Gejala awal yang paling umum dari RP adalah rabun senja (nyctalopia), yang sering muncul sejak masa kanak-kanak atau remaja. Seiring perkembangan penyakit, pasien umumnya mengalami:


- Pandangan terowongan akibat hilangnya penglihatan tepi


- Kesulitan beradaptasi dari cahaya terang ke gelap


- Melihat kilatan cahaya (fotopsia)


- Pada tahap lanjut, kehilangan penglihatan pusat karena kerusakan pada sel kerucut


Teknik Diagnosis: Lebih dari Sekadar Pemeriksaan Mata Biasa


RP tidak bisa dideteksi hanya melalui pemeriksaan mata rutin. Diagnosis menyeluruh melibatkan beberapa metode khusus seperti:


- Elektroretinografi (ERG): Mengukur aktivitas listrik retina dan biasanya menunjukkan respons batang yang menurun atau tidak ada sama sekali.


- Optical Coherence Tomography (OCT): Menampilkan penipisan lapisan luar retina, terutama lapisan fotoreseptor.


- Tes Genetik: Mengidentifikasi mutasi gen penyebab dan sangat penting untuk memastikan diagnosis serta menentukan kelayakan untuk terapi gen.


Pengobatan Saat Ini: Fokus pada Manajemen, Bukan Penyembuhan


Hingga tahun 2025, belum ada pengobatan tunggal yang dapat menyembuhkan RP sepenuhnya. Namun, berbagai pendekatan terapi mulai menunjukkan hasil yang menjanjikan, di antaranya:


- Terapi Genetik


Terapi gen yang telah disetujui oleh FDA, seperti voretigene neparvovec-rzyl (Luxturna), ditujukan untuk RP yang disebabkan oleh mutasi gen RPE65. Meski hanya berlaku untuk sebagian kecil pasien RP, kemunculan terapi ini menjadi titik awal revolusi pengobatan presisi untuk gangguan retina turunan.


- Implan Retina


Perangkat seperti Argus II Retinal Prosthesis System dikembangkan untuk mengembalikan sebagian fungsi penglihatan pada pasien RP stadium lanjut. Penggunaannya memang masih terbatas, tetapi generasi baru implan saat ini sedang diuji secara klinis.


- Suplemen Vitamin


Beberapa dokter menyarankan konsumsi vitamin A palmitate dosis tinggi (15.000 IU/hari) untuk memperlambat perkembangan RP tertentu. Namun, penggunaannya harus diawasi ketat karena dapat menimbulkan risiko toksisitas hati.

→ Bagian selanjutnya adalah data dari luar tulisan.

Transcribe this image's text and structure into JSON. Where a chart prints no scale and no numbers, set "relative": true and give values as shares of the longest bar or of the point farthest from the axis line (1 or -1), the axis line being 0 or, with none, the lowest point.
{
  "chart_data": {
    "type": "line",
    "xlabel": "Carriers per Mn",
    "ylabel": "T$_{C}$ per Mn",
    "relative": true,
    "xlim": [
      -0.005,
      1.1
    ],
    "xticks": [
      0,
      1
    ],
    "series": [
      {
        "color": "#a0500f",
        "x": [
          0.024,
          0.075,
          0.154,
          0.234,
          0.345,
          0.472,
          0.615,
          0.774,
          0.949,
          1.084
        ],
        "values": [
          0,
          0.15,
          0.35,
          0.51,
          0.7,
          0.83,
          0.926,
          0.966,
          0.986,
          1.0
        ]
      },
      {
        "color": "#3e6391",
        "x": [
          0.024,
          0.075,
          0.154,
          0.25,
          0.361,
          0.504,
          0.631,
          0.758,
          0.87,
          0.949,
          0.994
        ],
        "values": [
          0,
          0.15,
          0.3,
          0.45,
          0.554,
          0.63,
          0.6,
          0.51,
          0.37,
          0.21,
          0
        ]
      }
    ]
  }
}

Terobosan Baru: Harapan di Ujung Terang


Dalam beberapa tahun terakhir, penelitian RP telah mencapai terobosan besar. Beberapa pendekatan terbaru yang sedang dikembangkan meliputi:


- CRISPR dan Pengeditan Genetik:


Uji klinis seperti EDIT-101 yang menargetkan mutasi gen CEP290 sedang mengeksplorasi kemungkinan memperbaiki DNA secara langsung dalam sel fotoreseptor.


- Terapi Sel Punca:


Penanaman sel epitel pigmen retina (RPE) yang dihasilkan dari sel punca pluripoten terinduksi (iPSC) bertujuan untuk mendukung dan melindungi sel fotoreseptor yang masih bertahan.


- Optogenetika:


Metode baru ini memperkenalkan protein sensitif cahaya ke dalam sel retina yang masih hidup agar dapat merespon cahaya dan memberikan persepsi visual terbatas kepada penderita.

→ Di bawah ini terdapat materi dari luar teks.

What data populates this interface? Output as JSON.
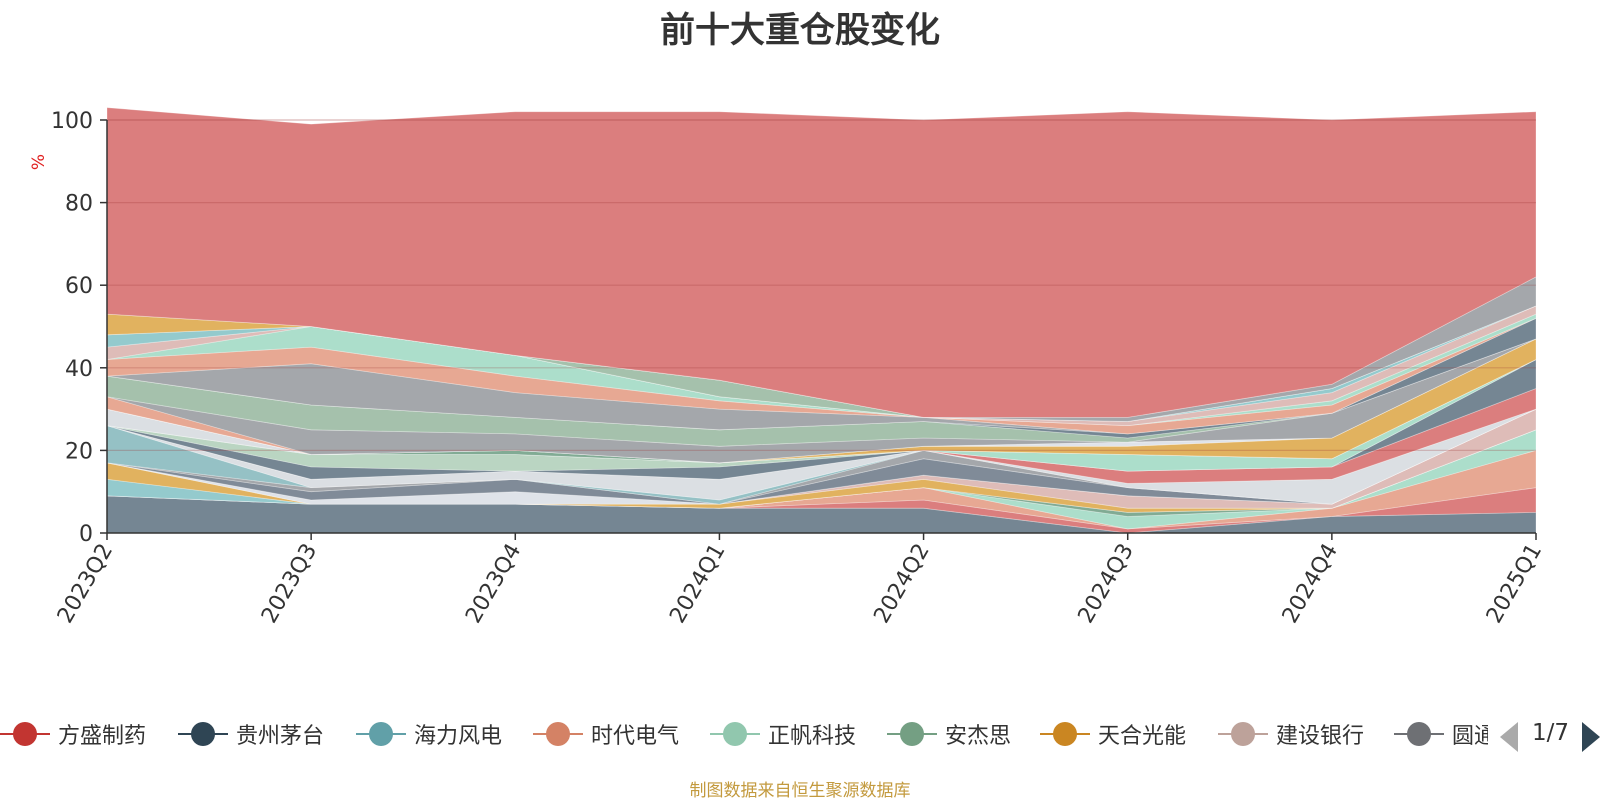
{
  "footer": "制图数据来自恒生聚源数据库",
  "legend_page": "1/7",
  "chart_data": {
    "type": "area",
    "stacked": true,
    "title": "前十大重仓股变化",
    "ylabel": "%",
    "ylim": [
      0,
      100
    ],
    "yticks": [
      0,
      20,
      40,
      60,
      80,
      100
    ],
    "grid": true,
    "legend_position": "bottom",
    "categories": [
      "2023Q2",
      "2023Q3",
      "2023Q4",
      "2024Q1",
      "2024Q2",
      "2024Q3",
      "2024Q4",
      "2025Q1"
    ],
    "series": [
      {
        "color": "#6e7f8d",
        "values": [
          9,
          7,
          7,
          6,
          6,
          0,
          4,
          5
        ]
      },
      {
        "color": "#d97777",
        "values": [
          0,
          0,
          0,
          0,
          2,
          1,
          0,
          6
        ]
      },
      {
        "color": "#e6a38d",
        "values": [
          0,
          0,
          0,
          0,
          3,
          0,
          2,
          9
        ]
      },
      {
        "color": "#a8dcc8",
        "values": [
          0,
          0,
          0,
          0,
          0,
          3,
          0,
          5
        ]
      },
      {
        "color": "#7aa68e",
        "values": [
          0,
          0,
          0,
          0,
          0,
          1,
          0,
          0
        ]
      },
      {
        "color": "#8ec7ca",
        "values": [
          4,
          0,
          0,
          0,
          0,
          0,
          0,
          0
        ]
      },
      {
        "color": "#dfae56",
        "values": [
          4,
          0,
          0,
          1,
          2,
          1,
          0,
          0
        ]
      },
      {
        "color": "#dcb8b4",
        "values": [
          0,
          0,
          0,
          0,
          1,
          3,
          1,
          5
        ]
      },
      {
        "color": "#dde2e8",
        "values": [
          0,
          1,
          3,
          0,
          0,
          0,
          0,
          0
        ]
      },
      {
        "color": "#798592",
        "values": [
          0,
          2,
          3,
          0,
          4,
          2,
          0,
          0
        ]
      },
      {
        "color": "#9fa2a7",
        "values": [
          0,
          1,
          0,
          0,
          2,
          0,
          0,
          0
        ]
      },
      {
        "color": "#8fbec2",
        "values": [
          9,
          0,
          0,
          1,
          0,
          0,
          0,
          0
        ]
      },
      {
        "color": "#d9dde2",
        "values": [
          0,
          2,
          2,
          5,
          0,
          1,
          6,
          0
        ]
      },
      {
        "color": "#d97777",
        "values": [
          0,
          0,
          0,
          0,
          0,
          3,
          3,
          5
        ]
      },
      {
        "color": "#6e7f8d",
        "values": [
          0,
          3,
          0,
          3,
          0,
          0,
          0,
          7
        ]
      },
      {
        "color": "#b6d3bf",
        "values": [
          0,
          3,
          4,
          1,
          0,
          0,
          0,
          0
        ]
      },
      {
        "color": "#a8dcc8",
        "values": [
          0,
          0,
          0,
          0,
          0,
          4,
          2,
          0
        ]
      },
      {
        "color": "#d9dde2",
        "values": [
          4,
          0,
          0,
          0,
          0,
          0,
          0,
          0
        ]
      },
      {
        "color": "#7aa68e",
        "values": [
          0,
          0,
          1,
          0,
          0,
          0,
          0,
          0
        ]
      },
      {
        "color": "#dfae56",
        "values": [
          0,
          0,
          0,
          0,
          1,
          2,
          5,
          5
        ]
      },
      {
        "color": "#dde2e8",
        "values": [
          0,
          0,
          0,
          0,
          0,
          1,
          0,
          0
        ]
      },
      {
        "color": "#e6a38d",
        "values": [
          3,
          0,
          0,
          0,
          0,
          0,
          0,
          0
        ]
      },
      {
        "color": "#9fa2a7",
        "values": [
          0,
          6,
          4,
          4,
          2,
          0,
          6,
          0
        ]
      },
      {
        "color": "#a0bea8",
        "values": [
          5,
          6,
          4,
          4,
          4,
          1,
          0,
          0
        ]
      },
      {
        "color": "#6e7f8d",
        "values": [
          0,
          0,
          0,
          0,
          0,
          1,
          0,
          5
        ]
      },
      {
        "color": "#9fa2a7",
        "values": [
          0,
          10,
          6,
          5,
          1,
          0,
          0,
          0
        ]
      },
      {
        "color": "#e6a38d",
        "values": [
          4,
          4,
          4,
          2,
          0,
          2,
          2,
          0
        ]
      },
      {
        "color": "#a8dcc8",
        "values": [
          0,
          5,
          5,
          1,
          0,
          0,
          1,
          1
        ]
      },
      {
        "color": "#dcb8b4",
        "values": [
          3,
          0,
          0,
          0,
          0,
          1,
          2,
          2
        ]
      },
      {
        "color": "#8ec7ca",
        "values": [
          3,
          0,
          0,
          0,
          0,
          0,
          1,
          0
        ]
      },
      {
        "color": "#a0bea8",
        "values": [
          0,
          0,
          0,
          4,
          0,
          0,
          0,
          0
        ]
      },
      {
        "color": "#dfae56",
        "values": [
          5,
          0,
          0,
          0,
          0,
          0,
          0,
          0
        ]
      },
      {
        "color": "#9fa2a7",
        "values": [
          0,
          0,
          0,
          0,
          0,
          1,
          1,
          7
        ]
      },
      {
        "color": "#d97777",
        "values": [
          50,
          49,
          59,
          65,
          72,
          74,
          64,
          40
        ]
      }
    ],
    "legend": [
      {
        "name": "方盛制药",
        "color": "#c23531"
      },
      {
        "name": "贵州茅台",
        "color": "#2f4554"
      },
      {
        "name": "海力风电",
        "color": "#61a0a8"
      },
      {
        "name": "时代电气",
        "color": "#d48265"
      },
      {
        "name": "正帆科技",
        "color": "#91c7ae"
      },
      {
        "name": "安杰思",
        "color": "#749f83"
      },
      {
        "name": "天合光能",
        "color": "#ca8622"
      },
      {
        "name": "建设银行",
        "color": "#bda29a"
      },
      {
        "name": "圆通速递",
        "color": "#6e7074"
      }
    ]
  }
}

Konseling Genetik: Panduan untuk Masa Depan Keluarga


Karena RP diturunkan secara genetik, konseling genetik sangat dianjurkan. Keluarga akan mendapat pemahaman tentang pola pewarisan, risiko sebagai pembawa gen, dan pilihan seperti diagnosis genetik praimplantasi (PGD). Mengetahui jenis mutasi secara tepat juga membantu menentukan kelayakan pasien untuk mengikuti terapi atau uji klinis tertentu.

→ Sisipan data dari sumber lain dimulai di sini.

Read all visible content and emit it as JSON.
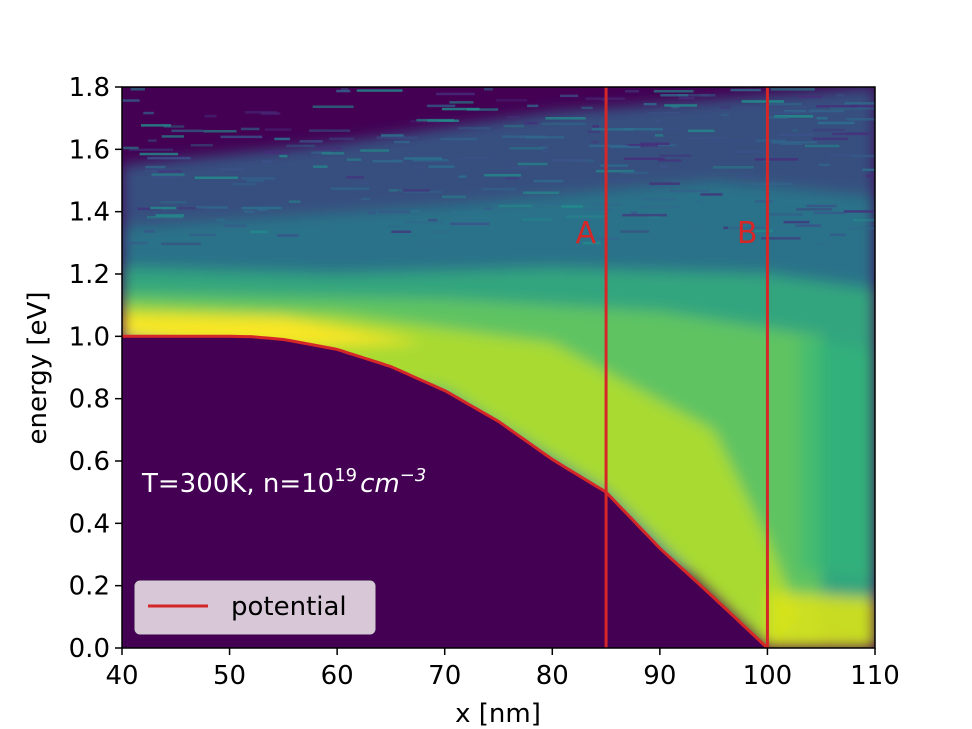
{
  "chart_data": {
    "type": "heatmap",
    "title": "",
    "xlabel": "x [nm]",
    "ylabel": "energy [eV]",
    "xlim": [
      40,
      110
    ],
    "ylim": [
      0.0,
      1.8
    ],
    "xticks": [
      40,
      50,
      60,
      70,
      80,
      90,
      100,
      110
    ],
    "xtick_labels": [
      "40",
      "50",
      "60",
      "70",
      "80",
      "90",
      "100",
      "110"
    ],
    "yticks": [
      0.0,
      0.2,
      0.4,
      0.6,
      0.8,
      1.0,
      1.2,
      1.4,
      1.6,
      1.8
    ],
    "ytick_labels": [
      "0.0",
      "0.2",
      "0.4",
      "0.6",
      "0.8",
      "1.0",
      "1.2",
      "1.4",
      "1.6",
      "1.8"
    ],
    "colormap": "viridis",
    "colors": {
      "background": "#440154",
      "potential": "#d62728",
      "markers": "#d62728",
      "annotation": "#ffffff"
    },
    "potential": {
      "name": "potential",
      "x": [
        40,
        50,
        52,
        55,
        60,
        65,
        70,
        75,
        80,
        85,
        90,
        95,
        100
      ],
      "y": [
        1.0,
        1.0,
        0.999,
        0.99,
        0.958,
        0.903,
        0.826,
        0.727,
        0.605,
        0.5,
        0.32,
        0.162,
        0.0
      ]
    },
    "vertical_markers": [
      {
        "label": "A",
        "x": 85
      },
      {
        "label": "B",
        "x": 100
      }
    ],
    "annotation": {
      "prefix": "T=300K, n=10",
      "exp": "19",
      "unit": "cm",
      "unit_exp": "−3"
    },
    "legend": {
      "position": "lower-left",
      "entries": [
        "potential"
      ]
    },
    "grid": false
  }
}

Kehilangan penglihatan akibat RP tidak hanya berdampak pada aspek medis, tetapi juga memengaruhi mobilitas, pekerjaan, dan kesehatan mental seseorang. Dukungan dari berbagai disiplin ilmu, termasuk rehabilitasi penglihatan rendah, teknologi bantu, serta layanan kesehatan mental sangat diperlukan untuk meningkatkan kualitas hidup pasien secara keseluruhan.